Critical for understanding financial market risk and lending environment dynamics.

Key Facts

  • Indicates non-agency RMBS dispute trends
  • Reflects lending market complexity
  • Helps assess financial market friction

FAQs

Q: What does ALLQ79EISNR measure?

A: Tracks changes in duration and persistence of lending disputes for non-agency RMBS.

Q: Why are mortgage dispute trends important?

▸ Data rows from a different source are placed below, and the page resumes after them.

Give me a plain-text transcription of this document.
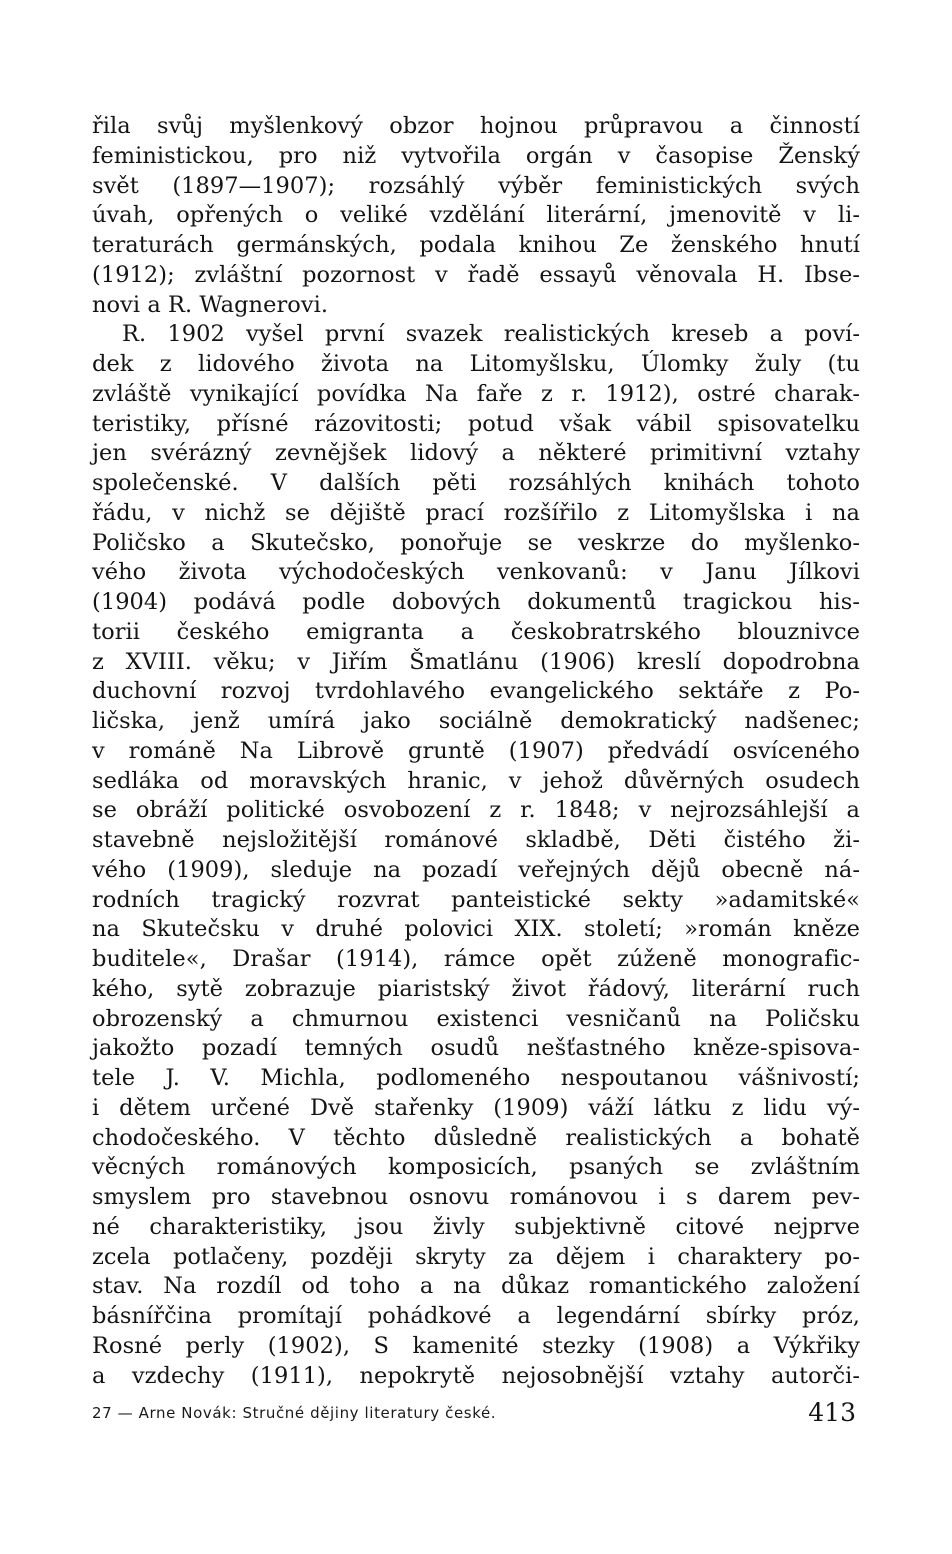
řila svůj myšlenkový obzor hojnou průpravou a činností
feministickou, pro niž vytvořila orgán v časopise Ženský
svět (1897—1907); rozsáhlý výběr feministických svých
úvah, opřených o veliké vzdělání literární, jmenovitě v li-
teraturách germánských, podala knihou Ze ženského hnutí
(1912); zvláštní pozornost v řadě essayů věnovala H. Ibse-
novi a R. Wagnerovi.
R. 1902 vyšel první svazek realistických kreseb a poví-
dek z lidového života na Litomyšlsku, Úlomky žuly (tu
zvláště vynikající povídka Na faře z r. 1912), ostré charak-
teristiky, přísné rázovitosti; potud však vábil spisovatelku
jen svérázný zevnějšek lidový a některé primitivní vztahy
společenské. V dalších pěti rozsáhlých knihách tohoto
řádu, v nichž se dějiště prací rozšířilo z Litomyšlska i na
Poličsko a Skutečsko, ponořuje se veskrze do myšlenko-
vého života východočeských venkovanů: v Janu Jílkovi
(1904) podává podle dobových dokumentů tragickou his-
torii českého emigranta a českobratrského blouznivce
z XVIII. věku; v Jiřím Šmatlánu (1906) kreslí dopodrobna
duchovní rozvoj tvrdohlavého evangelického sektáře z Po-
ličska, jenž umírá jako sociálně demokratický nadšenec;
v románě Na Librově gruntě (1907) předvádí osvíceného
sedláka od moravských hranic, v jehož důvěrných osudech
se obráží politické osvobození z r. 1848; v nejrozsáhlejší a
stavebně nejsložitější románové skladbě, Děti čistého ži-
vého (1909), sleduje na pozadí veřejných dějů obecně ná-
rodních tragický rozvrat panteistické sekty »adamitské«
na Skutečsku v druhé polovici XIX. století; »román kněze
buditele«, Drašar (1914), rámce opět zúženě monografic-
kého, sytě zobrazuje piaristský život řádový, literární ruch
obrozenský a chmurnou existenci vesničanů na Poličsku
jakožto pozadí temných osudů nešťastného kněze-spisova-
tele J. V. Michla, podlomeného nespoutanou vášnivostí;
i dětem určené Dvě stařenky (1909) váží látku z lidu vý-
chodočeského. V těchto důsledně realistických a bohatě
věcných románových komposicích, psaných se zvláštním
smyslem pro stavebnou osnovu románovou i s darem pev-
né charakteristiky, jsou živly subjektivně citové nejprve
zcela potlačeny, později skryty za dějem i charaktery po-
stav. Na rozdíl od toho a na důkaz romantického založení
básnířčina promítají pohádkové a legendární sbírky próz,
Rosné perly (1902), S kamenité stezky (1908) a Výkřiky
a vzdechy (1911), nepokrytě nejosobnější vztahy autorči-
27 — Arne Novák: Stručné dějiny literatury české.	413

A: They reveal potential risks and friction in mortgage-backed securities markets.

Q: How frequently is this data updated?

A: Quarterly updates provide ongoing insights into lending dispute dynamics.

Q: What do increased disputes indicate?

A: May signal growing complexity or uncertainty in mortgage lending markets.

Q: Are there limitations to this data?

A: Represents survey perceptions and may not capture entire market complexity.

Related Trends

8) Considering the Entire Range of Transactions Facilitated by Your Institution for Such Clients, How Has the Use of Financial Leverage by Hedge Funds Changed over the Past Three Months?| Answer Type: Decreased Somewhat

ALLQ08DSNR

51) Over the Past Three Months, How Has the Duration and Persistence of Mark and Collateral Disputes Relating to Contracts of Each of the Following Types Changed?| C. Equity. | Answer Type: Decreased Somewhat

ALLQ51CDSNR

6) To the Extent That the Price or Nonprice Terms Applied to Hedge Funds Have Tightened or Eased Over the Past Three Months (as Reflected in Your Responses to Questions 4 and 5), What Are the Most Important Reasons for the Change?| B. Possible Reasons for Easing | 7. More-Aggressive Competition from Other Institutions. | Answer Type: 3rd Most Important

CTQ06B73MINR

66) Over the Past Three Months, How Have the Terms Under Which Non-Agency Rmbs Are Funded Changed?| A. Terms for Average Clients | 3. Haircuts. | Answer Type: Eased Somewhat

ALLQ66A3ESNR

37) To the Extent That the Price or Nonprice Terms Applied to Nonfinancial Corporations Have Tightened or Eased over the Past Three Months (as Reflected in Your Responses to Questions 35 and 36), What Are the Most Important Reasons for the Change?| A. Possible Reasons for Tightening | 7. Less-Aggressive Competition from Other Institutions. | Answer Type: First in Importance

ALLQ37A7MINR

74) Over the Past Three Months, How Have the Terms Under Which Consumer ABS (for Example, Backed by Credit Card Receivables or Auto Loans) Are Funded Changed?| B. Terms for Most Favored Clients, as a Consequence of Breadth, Duration And/or Extent of Relationship | 4. Collateral Spreads Over Relevant Benchmark (Effective Financing Rates). | Answer Type: Eased Considerably

SFQ74B4ECNR

Citation

U.S. Federal Reserve, Lending Dispute Changes (ALLQ79EISNR), retrieved from FRED.